» Parte 2 da série “Reflexões sobre o tempo” ver parte 1
“Existe este gigantesco híper-momento onde tudo ocorre, apenas nossa mente está ordenando tudo em passado, presente e futuro.” – Alan Moore.
Agostinho de Hipona talvez tenha sido o primeiro homem a se aprofundar na reflexão filosófica sobre o tempo. O grande pensador do cristianismo abriu caminho para sua análise com um comentário bastante peculiar:
“Que assunto mais familiar e mais batido nas nossas conversas do que o tempo? Quando dele falamos compreendemos o que dizemos. Compreendemos também o que nos dizem quando dele nos falam. [1]”
Então, logo após, colocou em xeque a própria noção da divisão do tempo em passado, presente e futuro:
“Que é, pois, o tempo?
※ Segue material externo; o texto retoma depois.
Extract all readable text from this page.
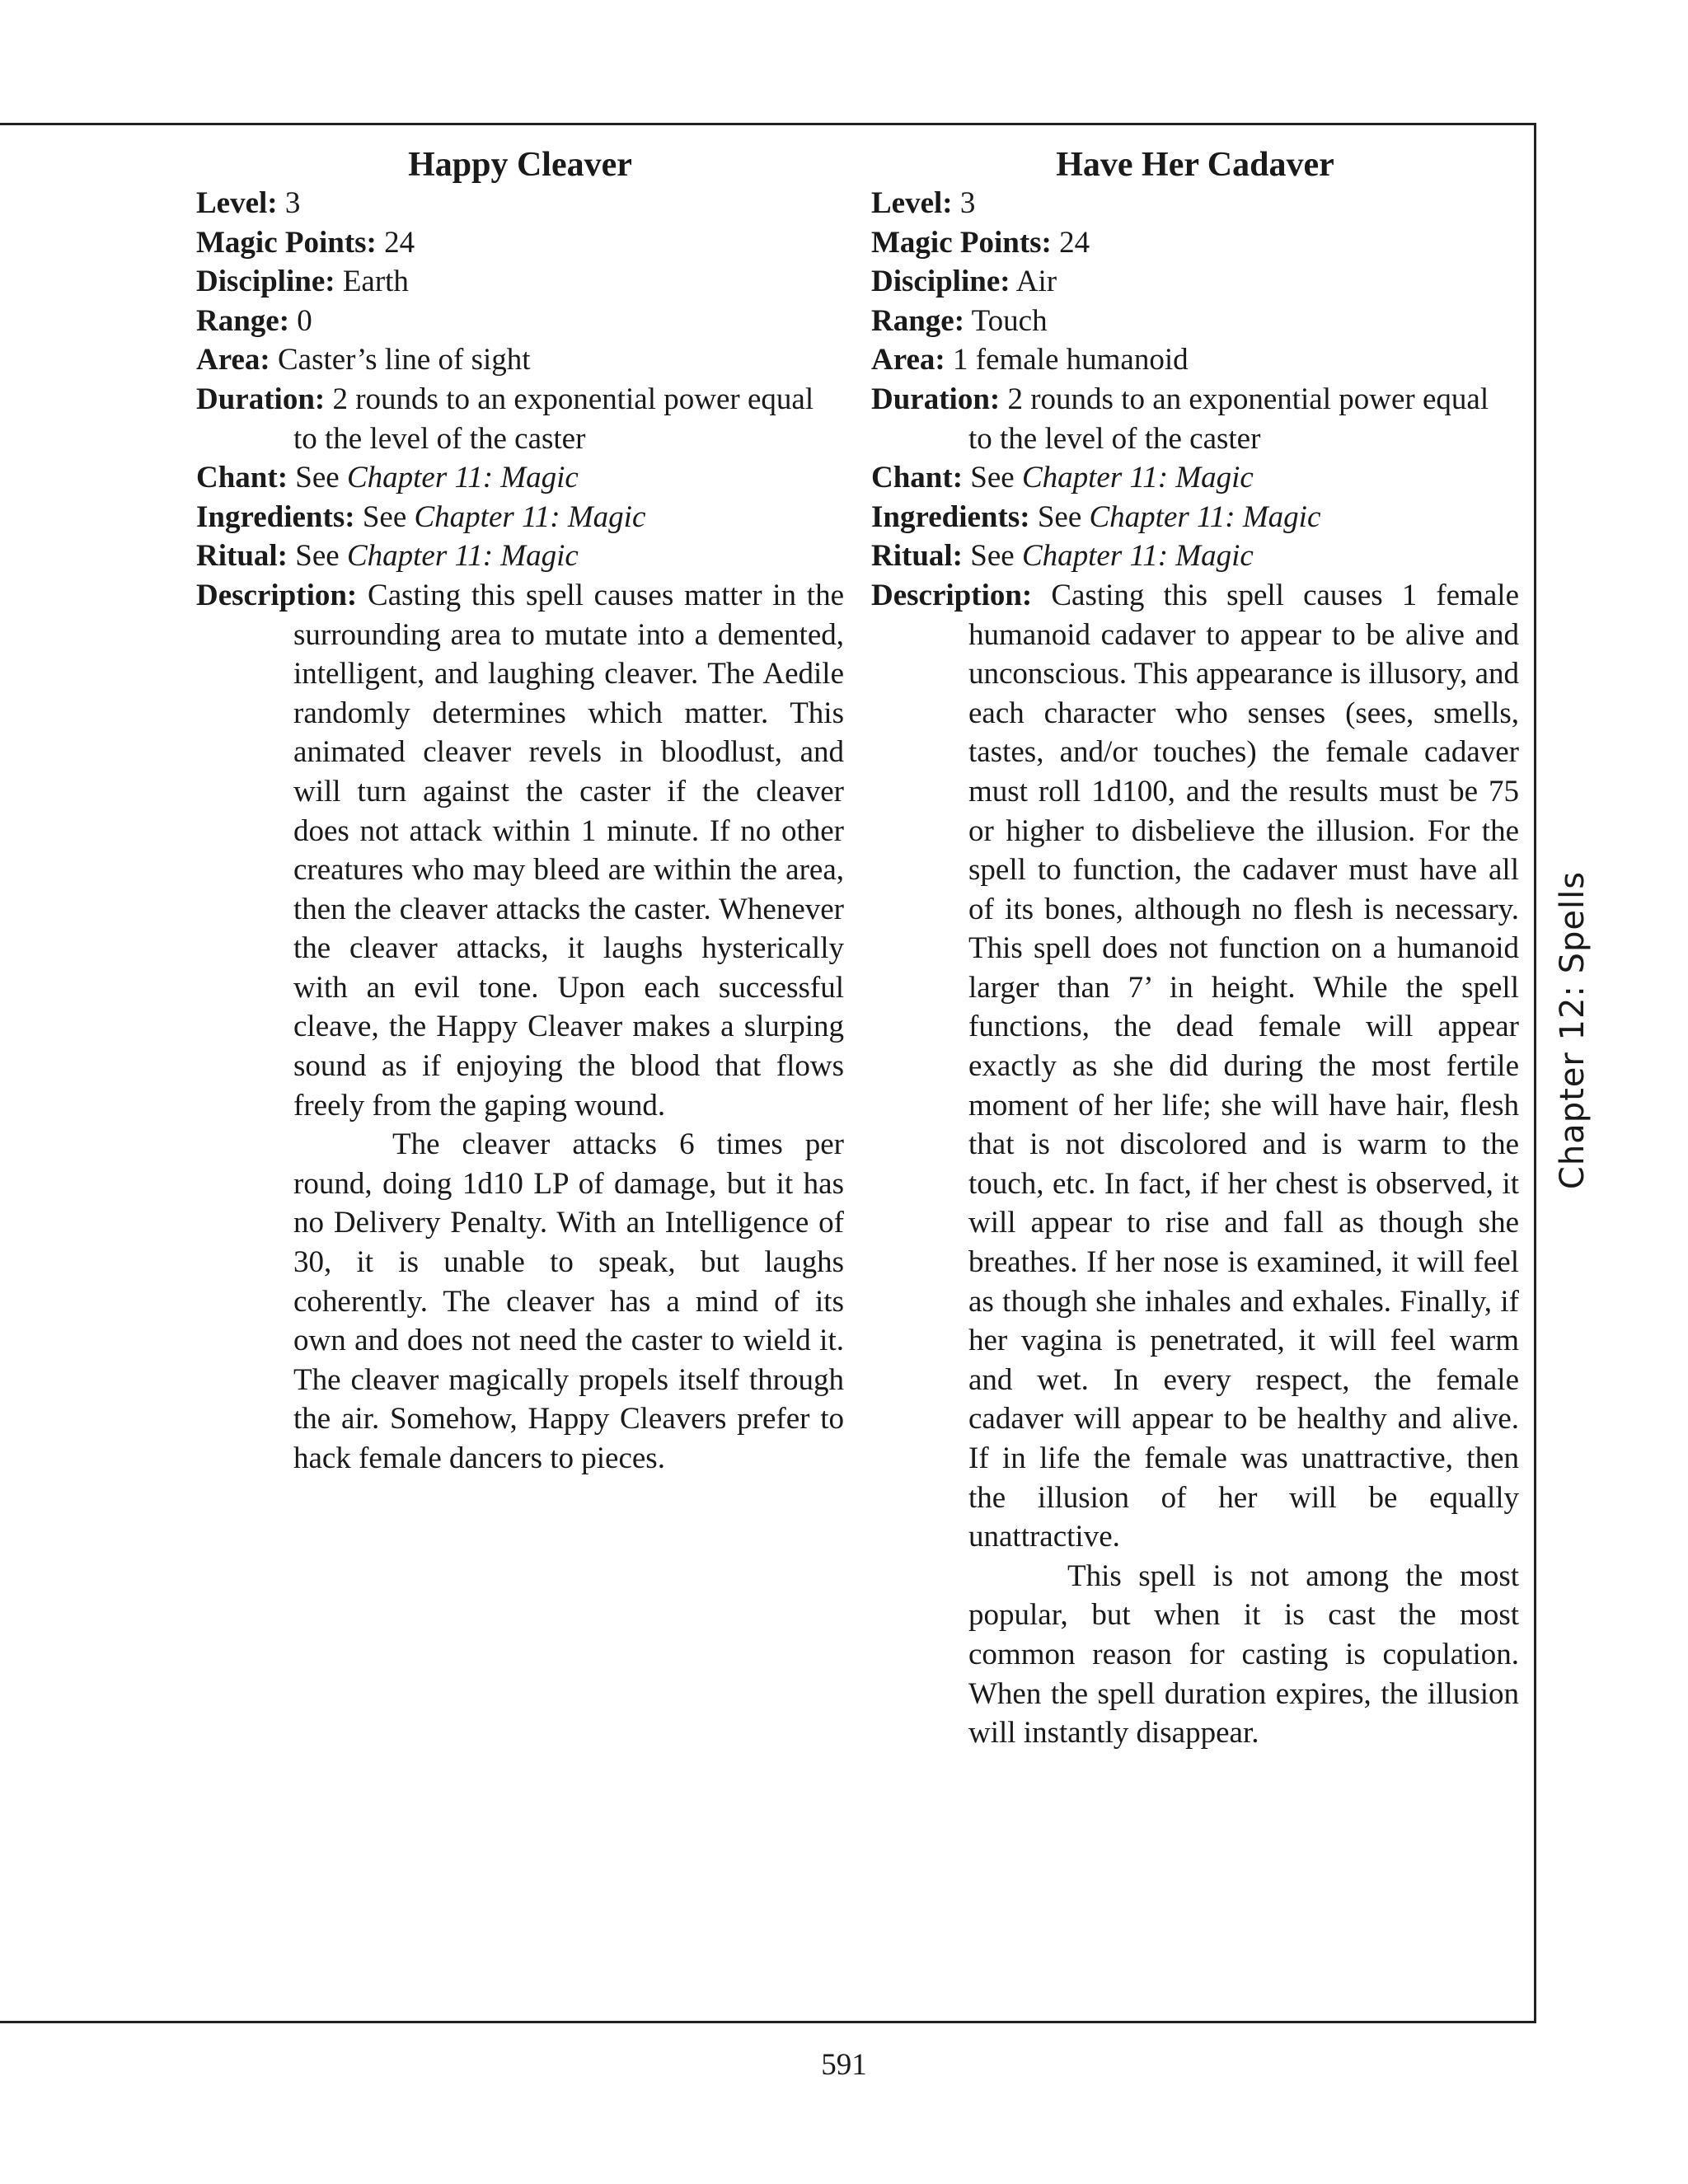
Happy Cleaver

Level: 3

Magic Points: 24

Discipline: Earth

Range: 0

Area: Caster’s line of sight

Duration: 2 rounds to an exponential power equal to the level of the caster

Chant: See Chapter 11: Magic

Ingredients: See Chapter 11: Magic

Ritual: See Chapter 11: Magic

Description: Casting this spell causes matter in the surrounding area to mutate into a demented, intelligent, and laughing cleaver. The Aedile randomly determines which matter. This animated cleaver revels in bloodlust, and will turn against the caster if the cleaver does not attack within 1 minute. If no other creatures who may bleed are within the area, then the cleaver attacks the caster. Whenever the cleaver attacks, it laughs hysterically with an evil tone. Upon each successful cleave, the Happy Cleaver makes a slurping sound as if enjoying the blood that flows freely from the gaping wound.

The cleaver attacks 6 times per round, doing 1d10 LP of damage, but it has no Delivery Penalty. With an Intelligence of 30, it is unable to speak, but laughs coherently. The cleaver has a mind of its own and does not need the caster to wield it. The cleaver magically propels itself through the air. Somehow, Happy Cleavers prefer to hack female dancers to pieces.

Have Her Cadaver

Level: 3

Magic Points: 24

Discipline: Air

Range: Touch

Area: 1 female humanoid

Duration: 2 rounds to an exponential power equal to the level of the caster

Chant: See Chapter 11: Magic

Ingredients: See Chapter 11: Magic

Ritual: See Chapter 11: Magic

Description: Casting this spell causes 1 female humanoid cadaver to appear to be alive and unconscious. This appearance is illusory, and each character who senses (sees, smells, tastes, and/or touches) the female cadaver must roll 1d100, and the results must be 75 or higher to disbelieve the illusion. For the spell to function, the cadaver must have all of its bones, although no flesh is necessary. This spell does not function on a humanoid larger than 7’ in height. While the spell functions, the dead female will appear exactly as she did during the most fertile moment of her life; she will have hair, flesh that is not discolored and is warm to the touch, etc. In fact, if her chest is observed, it will appear to rise and fall as though she breathes. If her nose is examined, it will feel as though she inhales and exhales. Finally, if her vagina is penetrated, it will feel warm and wet. In every respect, the female cadaver will appear to be healthy and alive. If in life the female was unattractive, then the illusion of her will be equally unattractive.

This spell is not among the most popular, but when it is cast the most common reason for casting is copulation. When the spell duration expires, the illusion will instantly disappear.

Chapter 12: Spells
591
Quem poderá explicá-lo claro e brevemente? […] e de que modo existem aqueles dois tempos – o passado e o futuro – se o passado já não existe e o futuro ainda não veio? Quanto ao presente, se fosse sempre presente, e não passasse para o pretérito, como poderíamos afirmar que ele existe, se a causa da sua existência é a mesma pela qual deixará de existir? [2]”
Para tentar resolver tal paradoxo, Agostinho foi se aprofundando cada vez mais no problema do tempo, até que seu caminho puramente lógico lhe levou a uma intrigante conclusão, talvez uma das conclusões mais importantes da história da filosofia – e que até hoje não foi superada por nenhum pensador que lhe precedeu:
“O que agora transparece é que, não há tempos futuros nem pretéritos. É impróprio afirmar: Os tempos são três: pretérito, presente e futuro. Mas talvez fosse próprio dizer: os tempos são três: presente das coisas passadas, presente dos presentes, presente dos futuros. Existem pois estes três tempos na minha mente que não vejo em outra parte: lembrança presente das coisas passadas, visão presente das coisas presentes e esperança presente das coisas futuras. Se me é lícito empregar tais expressões, vejo então três tempos e confesso que são três. [3]”
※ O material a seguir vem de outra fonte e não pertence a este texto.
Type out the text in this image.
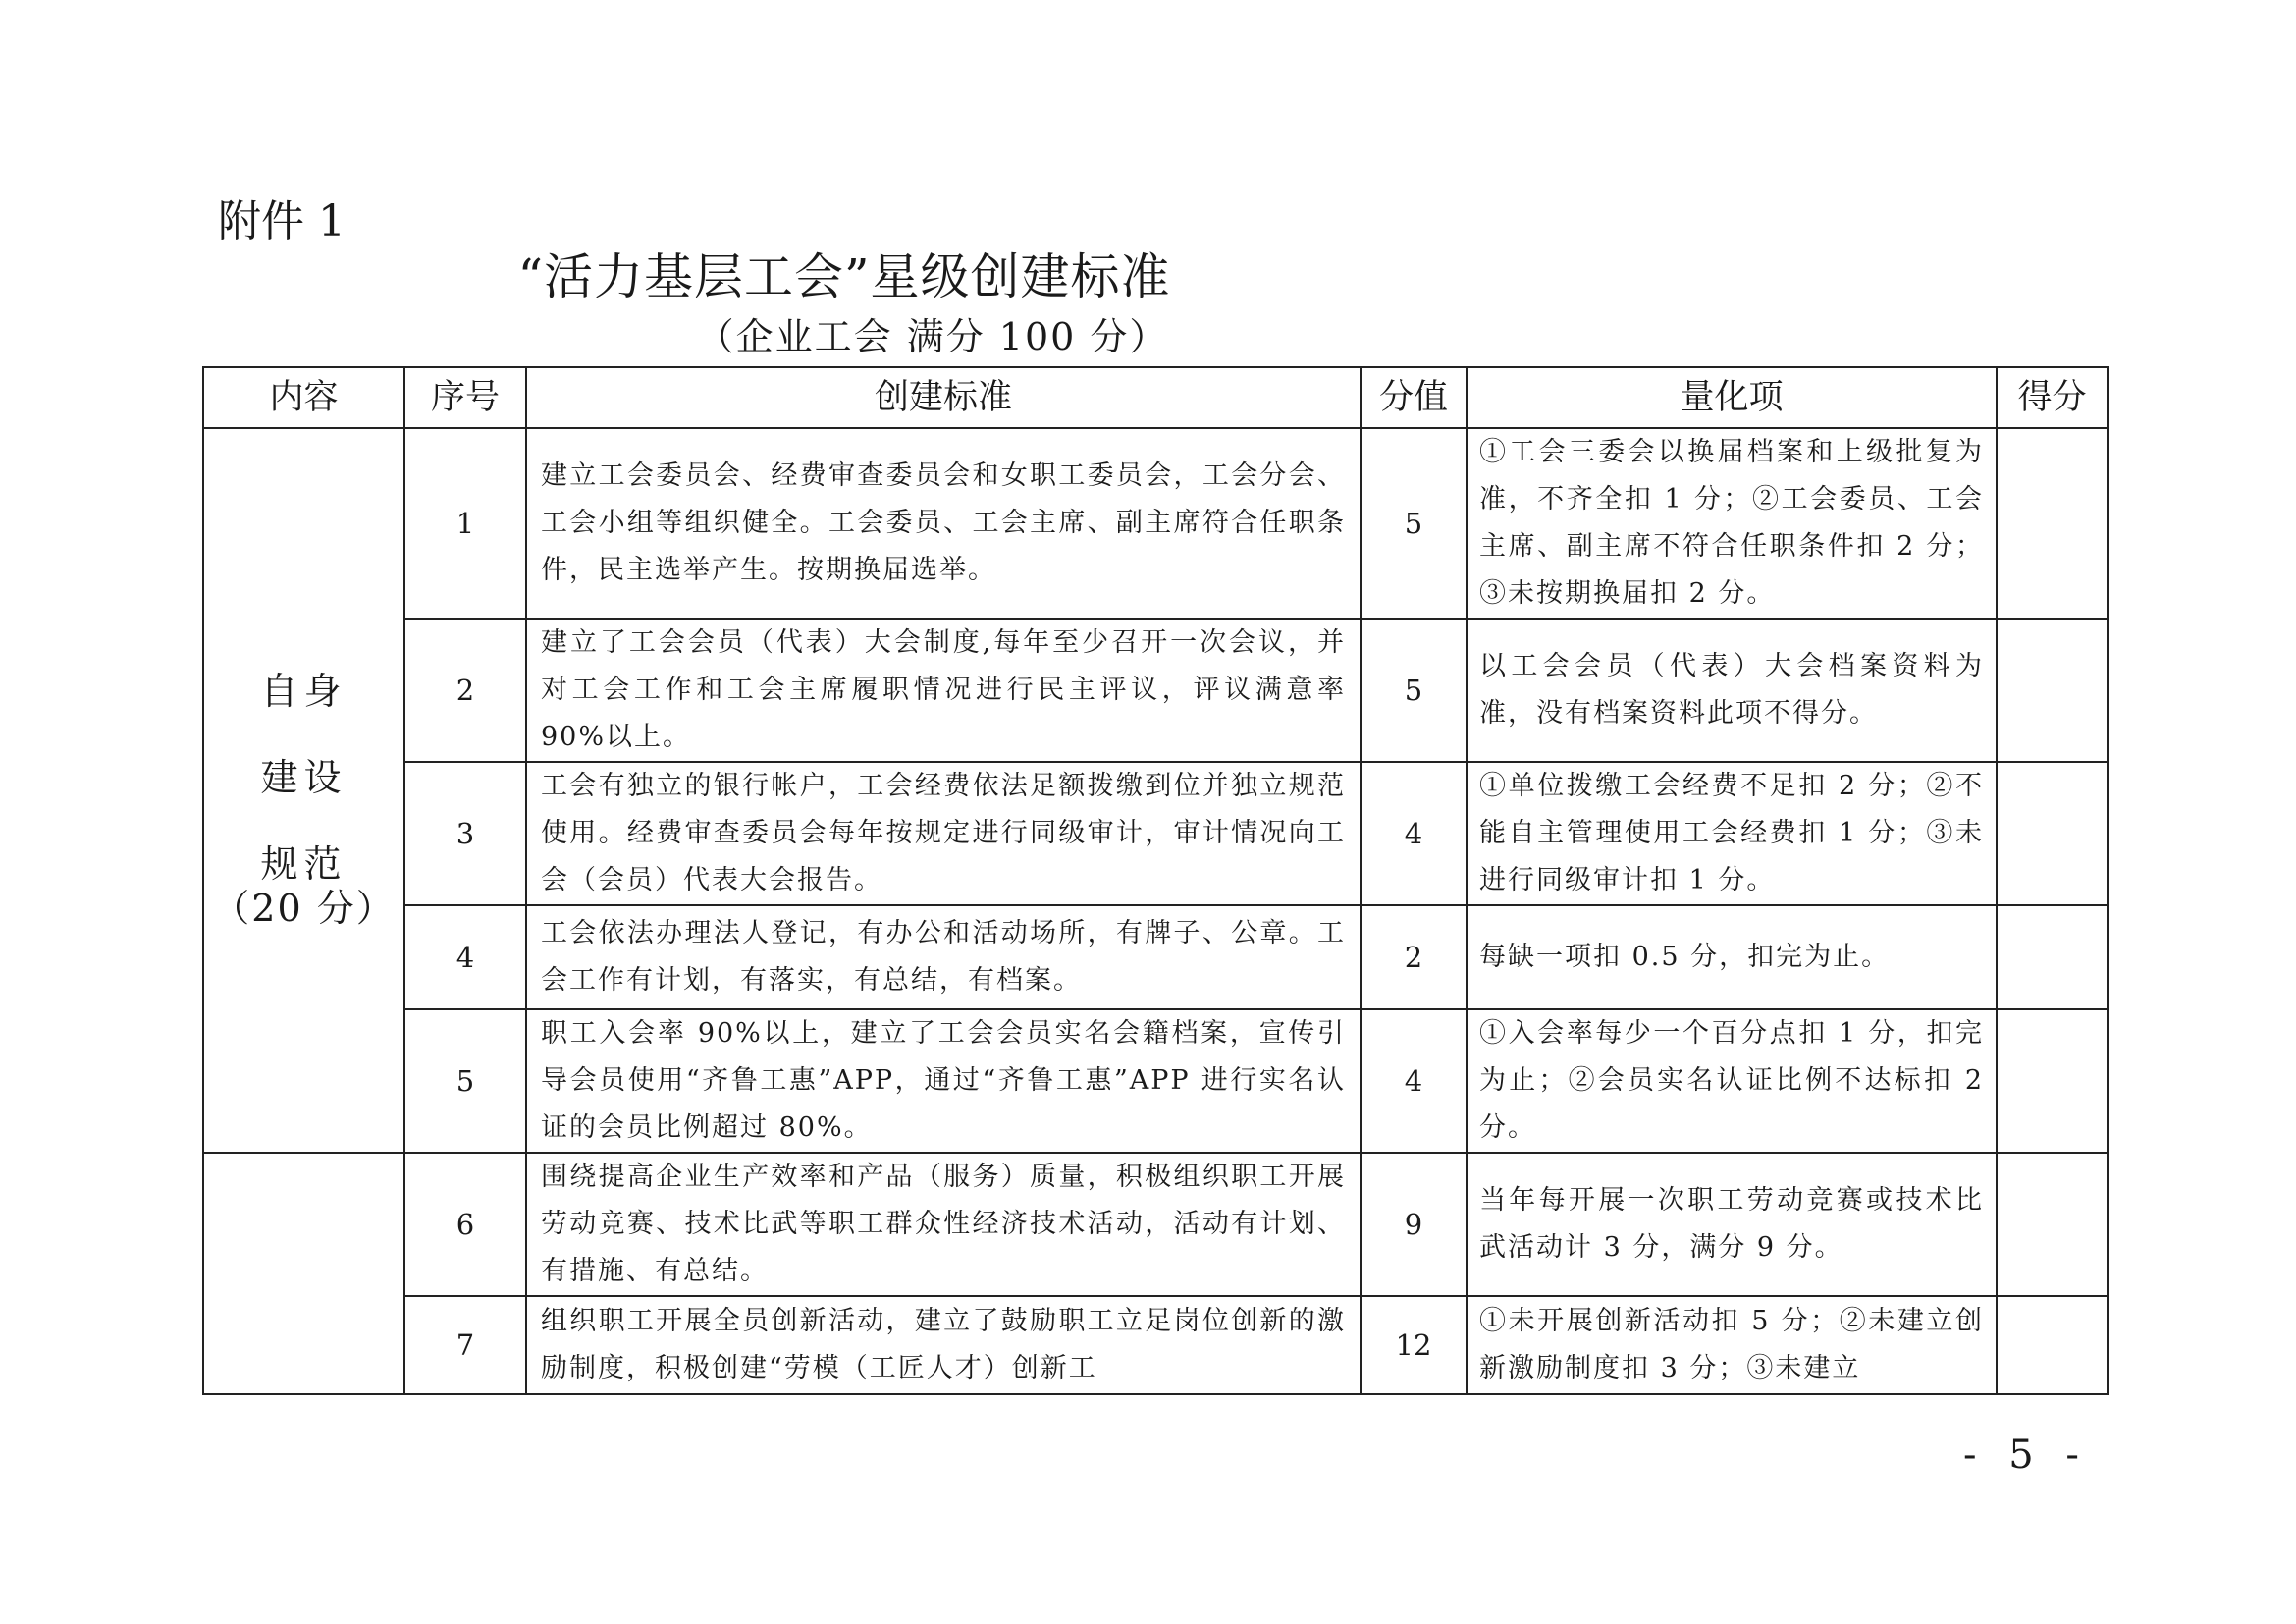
附件 1
“活力基层工会”星级创建标准
（企业工会 满分 100 分）
内容	序号	创建标准	分值	量化项	得分

自身
建设
规范
（20 分）	1	建立工会委员会、经费审查委员会和女职工委员会，工会分会、工会小组等组织健全。工会委员、工会主席、副主席符合任职条件，民主选举产生。按期换届选举。	5	①工会三委会以换届档案和上级批复为准，不齐全扣 1 分；②工会委员、工会主席、副主席不符合任职条件扣 2 分；③未按期换届扣 2 分。	
	2	建立了工会会员（代表）大会制度,每年至少召开一次会议，并对工会工作和工会主席履职情况进行民主评议，评议满意率 90%以上。	5	以工会会员（代表）大会档案资料为准，没有档案资料此项不得分。	
	3	工会有独立的银行帐户，工会经费依法足额拨缴到位并独立规范使用。经费审查委员会每年按规定进行同级审计，审计情况向工会（会员）代表大会报告。	4	①单位拨缴工会经费不足扣 2 分；②不能自主管理使用工会经费扣 1 分；③未进行同级审计扣 1 分。	
	4	工会依法办理法人登记，有办公和活动场所，有牌子、公章。工会工作有计划，有落实，有总结，有档案。	2	每缺一项扣 0.5 分，扣完为止。	
	5	职工入会率 90%以上，建立了工会会员实名会籍档案，宣传引导会员使用“齐鲁工惠”APP，通过“齐鲁工惠”APP 进行实名认证的会员比例超过 80%。	4	①入会率每少一个百分点扣 1 分，扣完为止；②会员实名认证比例不达标扣 2 分。	
	6	围绕提高企业生产效率和产品（服务）质量，积极组织职工开展劳动竞赛、技术比武等职工群众性经济技术活动，活动有计划、有措施、有总结。	9	当年每开展一次职工劳动竞赛或技术比武活动计 3 分，满分 9 分。	
	7	组织职工开展全员创新活动，建立了鼓励职工立足岗位创新的激励制度，积极创建“劳模（工匠人才）创新工	12	①未开展创新活动扣 5 分；②未建立创新激励制度扣 3 分；③未建立	
- 5 -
Mas a solução de Agostinho não era propriamente uma solução, ela apenas deslocava o problema do tempo para nossa percepção subjetiva do mesmo. Isso significava, é claro, que o tempo não poderia realmente ser medido de forma objetiva, e tampouco era uma medida absoluta. Agostinho havia precedido Einstein em muitos séculos, o ex-boêmio havia se embriagado, desta vez, não de vinho, mas do conhecimento do Cosmos… Ele já sabia que o tempo não poderia ser o mero movimento dos corpos:
“Ninguém me diga, portanto, que o tempo é o movimento dos corpos celestes. Quando, com a oração de Josué, o Sol parou, a fim de ele concluir vitoriosamente o combate, o Sol estava parado, mas o tempo caminhava. [4]”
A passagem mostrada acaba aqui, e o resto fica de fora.